Sunday morning brought more of the same: reading, relaxing, recharging. We read an excellent opinion piece by Jessica Grose in The New York Times about the growing popularity of the phrase “doing the work” on social media. Its association with self-actualization implies that “our big issues in life are simple and clear-cut, that everyone agrees on what they are and that the only reason a problem hasn’t been solved is because somebody isn’t working hard enough.” Like the author, we decline to do more work. If tending to our minds and souls is yet another job, another box to check, another task to optimize and conquer, then we’re not interested. “Learning, growing and repairing rifts with other humans — and within one’s own soul or psyche — is a messy business, one that transcends the temporal tidiness of a job; you can’t clock in and out of it,” she says.
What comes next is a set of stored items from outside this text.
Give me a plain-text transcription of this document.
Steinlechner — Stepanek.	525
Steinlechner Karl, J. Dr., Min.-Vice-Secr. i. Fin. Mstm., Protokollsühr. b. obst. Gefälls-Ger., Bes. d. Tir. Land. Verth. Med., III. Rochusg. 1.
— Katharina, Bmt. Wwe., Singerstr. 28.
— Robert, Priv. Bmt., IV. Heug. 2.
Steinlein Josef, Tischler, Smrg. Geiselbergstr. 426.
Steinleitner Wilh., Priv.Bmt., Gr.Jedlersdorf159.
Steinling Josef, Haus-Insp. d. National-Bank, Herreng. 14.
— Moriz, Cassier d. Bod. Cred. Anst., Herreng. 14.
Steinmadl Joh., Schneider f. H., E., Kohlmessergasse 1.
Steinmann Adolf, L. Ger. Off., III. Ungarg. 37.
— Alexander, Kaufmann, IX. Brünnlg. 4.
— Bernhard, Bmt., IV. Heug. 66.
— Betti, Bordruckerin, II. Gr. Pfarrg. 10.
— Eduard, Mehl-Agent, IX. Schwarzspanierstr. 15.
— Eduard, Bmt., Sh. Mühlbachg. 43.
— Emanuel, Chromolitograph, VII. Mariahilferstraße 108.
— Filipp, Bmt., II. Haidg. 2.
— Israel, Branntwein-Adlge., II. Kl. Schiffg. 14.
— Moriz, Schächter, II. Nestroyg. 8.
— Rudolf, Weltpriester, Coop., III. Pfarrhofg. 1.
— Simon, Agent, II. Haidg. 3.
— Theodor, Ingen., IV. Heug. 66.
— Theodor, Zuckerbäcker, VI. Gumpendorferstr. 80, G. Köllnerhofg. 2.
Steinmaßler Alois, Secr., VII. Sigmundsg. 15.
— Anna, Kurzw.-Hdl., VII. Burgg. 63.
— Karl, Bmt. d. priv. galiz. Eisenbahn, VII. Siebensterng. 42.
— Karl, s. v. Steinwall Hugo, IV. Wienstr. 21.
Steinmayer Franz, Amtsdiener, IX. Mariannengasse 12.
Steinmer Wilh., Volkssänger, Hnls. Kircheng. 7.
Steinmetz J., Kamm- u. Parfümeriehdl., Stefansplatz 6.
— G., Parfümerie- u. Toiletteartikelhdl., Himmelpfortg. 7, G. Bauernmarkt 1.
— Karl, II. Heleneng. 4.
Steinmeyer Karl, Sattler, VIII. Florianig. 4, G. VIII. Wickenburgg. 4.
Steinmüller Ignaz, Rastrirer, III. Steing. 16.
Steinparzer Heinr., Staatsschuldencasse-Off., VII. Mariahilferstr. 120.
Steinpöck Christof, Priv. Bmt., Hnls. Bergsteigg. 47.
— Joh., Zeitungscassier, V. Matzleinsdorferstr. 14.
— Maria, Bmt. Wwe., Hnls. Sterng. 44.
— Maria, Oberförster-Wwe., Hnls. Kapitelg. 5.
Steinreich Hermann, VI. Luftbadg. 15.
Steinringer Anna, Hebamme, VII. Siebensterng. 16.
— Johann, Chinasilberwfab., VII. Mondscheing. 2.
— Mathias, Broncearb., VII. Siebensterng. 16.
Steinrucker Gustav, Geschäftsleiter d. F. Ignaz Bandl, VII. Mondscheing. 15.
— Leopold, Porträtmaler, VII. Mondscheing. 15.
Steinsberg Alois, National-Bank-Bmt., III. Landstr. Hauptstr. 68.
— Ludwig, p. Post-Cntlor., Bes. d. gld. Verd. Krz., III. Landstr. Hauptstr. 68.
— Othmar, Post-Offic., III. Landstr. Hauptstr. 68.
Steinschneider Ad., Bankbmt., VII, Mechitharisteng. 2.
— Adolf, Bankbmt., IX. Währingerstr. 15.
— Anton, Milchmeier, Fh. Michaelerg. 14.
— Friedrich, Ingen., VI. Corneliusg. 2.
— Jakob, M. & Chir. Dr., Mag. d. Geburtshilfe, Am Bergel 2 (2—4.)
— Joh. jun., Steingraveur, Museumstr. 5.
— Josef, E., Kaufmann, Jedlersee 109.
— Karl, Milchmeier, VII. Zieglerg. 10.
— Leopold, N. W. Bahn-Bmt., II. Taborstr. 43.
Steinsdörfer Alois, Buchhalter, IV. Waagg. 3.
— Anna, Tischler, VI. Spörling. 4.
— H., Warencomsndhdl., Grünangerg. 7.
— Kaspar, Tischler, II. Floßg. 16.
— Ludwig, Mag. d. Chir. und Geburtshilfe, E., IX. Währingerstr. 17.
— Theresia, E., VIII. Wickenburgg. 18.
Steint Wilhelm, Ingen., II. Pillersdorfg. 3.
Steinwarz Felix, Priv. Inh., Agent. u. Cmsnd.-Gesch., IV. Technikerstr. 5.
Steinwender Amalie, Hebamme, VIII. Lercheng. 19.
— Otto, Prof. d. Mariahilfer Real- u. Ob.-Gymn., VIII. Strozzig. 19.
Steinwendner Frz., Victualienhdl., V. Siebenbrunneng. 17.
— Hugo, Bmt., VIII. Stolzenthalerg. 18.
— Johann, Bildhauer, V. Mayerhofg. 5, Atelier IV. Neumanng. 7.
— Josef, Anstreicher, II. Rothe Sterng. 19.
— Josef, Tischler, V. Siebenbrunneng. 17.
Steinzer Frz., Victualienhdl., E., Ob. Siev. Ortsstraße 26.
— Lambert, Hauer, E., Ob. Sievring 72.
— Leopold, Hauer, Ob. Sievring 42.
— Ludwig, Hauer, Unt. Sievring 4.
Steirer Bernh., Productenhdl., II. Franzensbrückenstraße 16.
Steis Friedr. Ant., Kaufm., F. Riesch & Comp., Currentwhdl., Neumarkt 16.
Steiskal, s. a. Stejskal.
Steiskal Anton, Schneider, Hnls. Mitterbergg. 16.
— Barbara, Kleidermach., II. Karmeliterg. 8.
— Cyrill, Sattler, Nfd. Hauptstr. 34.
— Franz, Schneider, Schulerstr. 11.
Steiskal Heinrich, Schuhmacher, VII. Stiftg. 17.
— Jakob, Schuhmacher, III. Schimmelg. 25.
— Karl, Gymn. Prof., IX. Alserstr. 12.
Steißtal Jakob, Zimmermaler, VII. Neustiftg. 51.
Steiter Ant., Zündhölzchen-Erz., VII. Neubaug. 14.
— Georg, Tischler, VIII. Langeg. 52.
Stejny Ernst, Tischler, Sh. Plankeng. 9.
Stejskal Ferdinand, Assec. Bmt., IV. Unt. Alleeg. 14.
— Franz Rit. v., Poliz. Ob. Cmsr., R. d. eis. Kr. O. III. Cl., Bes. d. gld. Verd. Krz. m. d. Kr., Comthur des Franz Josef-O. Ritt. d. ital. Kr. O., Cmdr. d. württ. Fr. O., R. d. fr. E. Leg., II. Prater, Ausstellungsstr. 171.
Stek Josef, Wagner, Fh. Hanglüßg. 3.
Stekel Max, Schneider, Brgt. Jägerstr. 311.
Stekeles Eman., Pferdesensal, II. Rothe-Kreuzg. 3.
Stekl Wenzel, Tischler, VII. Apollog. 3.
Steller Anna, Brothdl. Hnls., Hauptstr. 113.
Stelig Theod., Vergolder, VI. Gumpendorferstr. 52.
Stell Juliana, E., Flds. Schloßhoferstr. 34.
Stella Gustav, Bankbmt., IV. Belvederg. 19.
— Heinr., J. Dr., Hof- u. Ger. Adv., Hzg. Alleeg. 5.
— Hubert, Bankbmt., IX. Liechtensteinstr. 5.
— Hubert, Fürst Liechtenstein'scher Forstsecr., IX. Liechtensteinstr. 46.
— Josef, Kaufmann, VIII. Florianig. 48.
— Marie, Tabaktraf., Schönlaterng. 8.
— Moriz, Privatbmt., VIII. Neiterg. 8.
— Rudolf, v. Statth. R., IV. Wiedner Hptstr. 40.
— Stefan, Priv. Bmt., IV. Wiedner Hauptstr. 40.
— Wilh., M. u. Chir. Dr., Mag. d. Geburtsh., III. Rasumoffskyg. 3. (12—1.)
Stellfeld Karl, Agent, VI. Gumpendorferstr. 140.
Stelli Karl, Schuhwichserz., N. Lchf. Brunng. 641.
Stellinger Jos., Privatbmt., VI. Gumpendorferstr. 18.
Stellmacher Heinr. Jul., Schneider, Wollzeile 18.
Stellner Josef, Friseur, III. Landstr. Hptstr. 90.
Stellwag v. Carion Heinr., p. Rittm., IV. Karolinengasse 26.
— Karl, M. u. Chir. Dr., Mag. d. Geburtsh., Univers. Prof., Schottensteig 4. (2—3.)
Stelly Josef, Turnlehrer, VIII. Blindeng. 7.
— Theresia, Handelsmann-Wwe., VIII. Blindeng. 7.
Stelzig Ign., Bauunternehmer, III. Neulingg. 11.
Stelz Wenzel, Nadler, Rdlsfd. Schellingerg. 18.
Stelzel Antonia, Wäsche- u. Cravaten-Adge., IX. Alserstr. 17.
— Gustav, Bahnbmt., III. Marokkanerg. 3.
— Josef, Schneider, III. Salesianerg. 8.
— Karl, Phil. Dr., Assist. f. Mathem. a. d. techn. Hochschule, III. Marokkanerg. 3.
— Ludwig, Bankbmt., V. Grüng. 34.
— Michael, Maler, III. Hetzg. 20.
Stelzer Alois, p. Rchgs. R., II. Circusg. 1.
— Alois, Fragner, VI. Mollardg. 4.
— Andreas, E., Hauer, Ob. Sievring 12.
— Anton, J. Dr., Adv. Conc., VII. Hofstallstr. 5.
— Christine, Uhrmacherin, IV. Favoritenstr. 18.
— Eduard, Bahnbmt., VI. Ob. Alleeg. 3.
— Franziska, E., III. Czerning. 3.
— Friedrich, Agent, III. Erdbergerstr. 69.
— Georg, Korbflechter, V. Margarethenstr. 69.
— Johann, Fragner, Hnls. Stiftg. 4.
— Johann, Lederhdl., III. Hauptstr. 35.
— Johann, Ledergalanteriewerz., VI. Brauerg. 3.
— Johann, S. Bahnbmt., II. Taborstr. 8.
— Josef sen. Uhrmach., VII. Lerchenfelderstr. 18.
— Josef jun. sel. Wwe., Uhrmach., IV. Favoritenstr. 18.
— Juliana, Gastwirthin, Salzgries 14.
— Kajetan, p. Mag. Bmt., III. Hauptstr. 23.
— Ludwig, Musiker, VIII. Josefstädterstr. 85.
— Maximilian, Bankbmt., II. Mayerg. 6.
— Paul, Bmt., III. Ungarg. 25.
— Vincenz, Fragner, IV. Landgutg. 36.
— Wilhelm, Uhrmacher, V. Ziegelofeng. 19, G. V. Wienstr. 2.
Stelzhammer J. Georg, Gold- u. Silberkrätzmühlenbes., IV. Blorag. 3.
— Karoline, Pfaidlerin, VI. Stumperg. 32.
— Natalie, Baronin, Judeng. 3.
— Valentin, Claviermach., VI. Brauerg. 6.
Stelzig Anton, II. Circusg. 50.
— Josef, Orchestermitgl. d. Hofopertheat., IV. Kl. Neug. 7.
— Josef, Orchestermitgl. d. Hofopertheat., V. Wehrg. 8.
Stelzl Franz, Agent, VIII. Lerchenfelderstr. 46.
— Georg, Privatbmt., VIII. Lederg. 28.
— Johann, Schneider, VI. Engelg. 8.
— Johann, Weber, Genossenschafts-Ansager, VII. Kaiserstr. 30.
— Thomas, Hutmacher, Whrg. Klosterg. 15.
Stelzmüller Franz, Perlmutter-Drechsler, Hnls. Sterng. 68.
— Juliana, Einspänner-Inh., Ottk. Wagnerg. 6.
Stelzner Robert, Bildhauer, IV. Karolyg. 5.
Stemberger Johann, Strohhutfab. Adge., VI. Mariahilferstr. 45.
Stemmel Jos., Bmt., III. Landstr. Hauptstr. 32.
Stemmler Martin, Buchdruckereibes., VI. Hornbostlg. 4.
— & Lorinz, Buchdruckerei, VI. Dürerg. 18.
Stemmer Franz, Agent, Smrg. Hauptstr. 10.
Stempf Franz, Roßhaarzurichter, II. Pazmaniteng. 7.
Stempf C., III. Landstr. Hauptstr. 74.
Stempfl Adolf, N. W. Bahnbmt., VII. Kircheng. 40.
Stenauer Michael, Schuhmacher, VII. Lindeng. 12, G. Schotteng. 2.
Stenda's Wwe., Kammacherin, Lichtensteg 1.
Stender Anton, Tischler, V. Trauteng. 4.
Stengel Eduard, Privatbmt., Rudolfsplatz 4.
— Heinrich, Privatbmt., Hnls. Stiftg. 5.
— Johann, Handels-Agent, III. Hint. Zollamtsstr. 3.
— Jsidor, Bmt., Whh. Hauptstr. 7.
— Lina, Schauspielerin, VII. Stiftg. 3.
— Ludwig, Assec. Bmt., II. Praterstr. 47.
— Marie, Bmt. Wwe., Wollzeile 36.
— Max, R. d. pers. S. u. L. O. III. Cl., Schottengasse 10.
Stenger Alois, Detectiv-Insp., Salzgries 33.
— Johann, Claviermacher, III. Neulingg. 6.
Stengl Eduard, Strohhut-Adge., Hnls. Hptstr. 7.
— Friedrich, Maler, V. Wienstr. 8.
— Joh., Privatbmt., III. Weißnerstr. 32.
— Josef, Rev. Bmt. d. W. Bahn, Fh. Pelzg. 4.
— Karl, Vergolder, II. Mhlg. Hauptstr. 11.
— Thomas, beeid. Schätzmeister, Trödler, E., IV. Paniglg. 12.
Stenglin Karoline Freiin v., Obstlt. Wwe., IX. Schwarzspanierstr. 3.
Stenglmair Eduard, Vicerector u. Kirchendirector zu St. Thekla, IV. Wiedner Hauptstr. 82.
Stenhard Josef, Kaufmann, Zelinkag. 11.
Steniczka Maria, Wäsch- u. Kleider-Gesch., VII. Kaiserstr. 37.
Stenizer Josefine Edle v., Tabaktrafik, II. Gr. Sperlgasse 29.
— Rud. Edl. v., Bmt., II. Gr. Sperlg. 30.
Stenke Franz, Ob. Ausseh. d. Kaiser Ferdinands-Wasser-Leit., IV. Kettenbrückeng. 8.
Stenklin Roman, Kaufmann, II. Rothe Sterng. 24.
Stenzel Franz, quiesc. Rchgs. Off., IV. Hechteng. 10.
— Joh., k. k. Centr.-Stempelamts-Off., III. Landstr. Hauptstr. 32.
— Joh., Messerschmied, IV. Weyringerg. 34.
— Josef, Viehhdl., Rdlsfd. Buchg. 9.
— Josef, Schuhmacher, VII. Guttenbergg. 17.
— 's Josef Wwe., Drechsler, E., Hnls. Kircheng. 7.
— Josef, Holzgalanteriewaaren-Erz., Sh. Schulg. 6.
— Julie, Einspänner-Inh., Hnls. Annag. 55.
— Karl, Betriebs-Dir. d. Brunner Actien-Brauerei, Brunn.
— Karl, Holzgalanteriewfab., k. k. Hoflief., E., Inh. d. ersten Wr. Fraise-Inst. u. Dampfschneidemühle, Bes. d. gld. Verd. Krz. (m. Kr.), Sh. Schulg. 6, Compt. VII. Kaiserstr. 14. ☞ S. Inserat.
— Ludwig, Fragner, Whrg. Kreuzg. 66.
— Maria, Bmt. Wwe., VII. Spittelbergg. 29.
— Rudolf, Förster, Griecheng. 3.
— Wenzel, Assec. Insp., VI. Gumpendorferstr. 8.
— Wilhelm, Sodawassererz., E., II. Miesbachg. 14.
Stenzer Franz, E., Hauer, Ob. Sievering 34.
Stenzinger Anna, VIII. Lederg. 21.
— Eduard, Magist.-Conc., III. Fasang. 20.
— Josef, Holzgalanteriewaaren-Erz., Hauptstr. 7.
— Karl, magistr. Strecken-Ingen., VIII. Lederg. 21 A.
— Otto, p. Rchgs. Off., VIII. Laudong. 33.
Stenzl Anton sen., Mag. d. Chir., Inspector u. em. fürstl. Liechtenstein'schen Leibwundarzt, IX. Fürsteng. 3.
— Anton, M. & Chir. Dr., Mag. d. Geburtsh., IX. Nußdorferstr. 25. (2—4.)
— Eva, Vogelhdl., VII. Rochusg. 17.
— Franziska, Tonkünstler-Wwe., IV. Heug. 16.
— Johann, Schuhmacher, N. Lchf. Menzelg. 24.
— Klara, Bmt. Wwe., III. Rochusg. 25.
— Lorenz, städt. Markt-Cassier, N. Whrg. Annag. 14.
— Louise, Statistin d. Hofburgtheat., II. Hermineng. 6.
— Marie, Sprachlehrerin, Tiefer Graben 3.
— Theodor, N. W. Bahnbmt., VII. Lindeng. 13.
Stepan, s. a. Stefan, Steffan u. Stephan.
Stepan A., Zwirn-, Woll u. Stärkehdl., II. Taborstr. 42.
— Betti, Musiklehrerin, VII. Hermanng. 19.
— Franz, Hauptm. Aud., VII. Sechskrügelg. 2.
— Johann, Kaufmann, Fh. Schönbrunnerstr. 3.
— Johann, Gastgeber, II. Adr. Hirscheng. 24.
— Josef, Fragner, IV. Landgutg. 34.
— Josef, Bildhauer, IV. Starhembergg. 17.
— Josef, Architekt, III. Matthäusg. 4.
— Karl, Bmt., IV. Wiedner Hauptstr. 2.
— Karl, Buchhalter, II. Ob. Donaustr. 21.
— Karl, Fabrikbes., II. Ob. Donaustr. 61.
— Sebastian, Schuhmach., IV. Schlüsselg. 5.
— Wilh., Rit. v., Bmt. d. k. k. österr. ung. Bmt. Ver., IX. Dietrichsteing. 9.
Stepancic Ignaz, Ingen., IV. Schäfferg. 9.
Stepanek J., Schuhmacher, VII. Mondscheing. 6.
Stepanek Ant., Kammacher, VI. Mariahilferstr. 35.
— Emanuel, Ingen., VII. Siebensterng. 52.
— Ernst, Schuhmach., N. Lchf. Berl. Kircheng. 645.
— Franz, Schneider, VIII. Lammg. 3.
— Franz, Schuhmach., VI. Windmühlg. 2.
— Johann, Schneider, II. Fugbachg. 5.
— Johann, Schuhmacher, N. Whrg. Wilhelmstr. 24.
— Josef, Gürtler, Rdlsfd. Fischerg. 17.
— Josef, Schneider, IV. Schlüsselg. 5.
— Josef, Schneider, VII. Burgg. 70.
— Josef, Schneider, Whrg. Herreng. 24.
It could be argued that these weekenders give us the time and space to engage more deeply with our inner selves. Listening to birdsong or watching the sun set can be meditative, even more so when taken together and as a shared experience.

Our lives have changed since we last visited Loyd Park. Maya received a diagnosis of diabetes, which necessitates regular insulin injections every day at 6:30 am and again 12 hours later. Cliff and Jon treat her together, with Cliff injecting the insulin while Jon distracts her with a cracker. Regimented feeding times, even on the weekends, means no more sleeping in (a discipline more daunting for Cliff than Jon). But, after nearly four weeks, it’s now a part of our routine.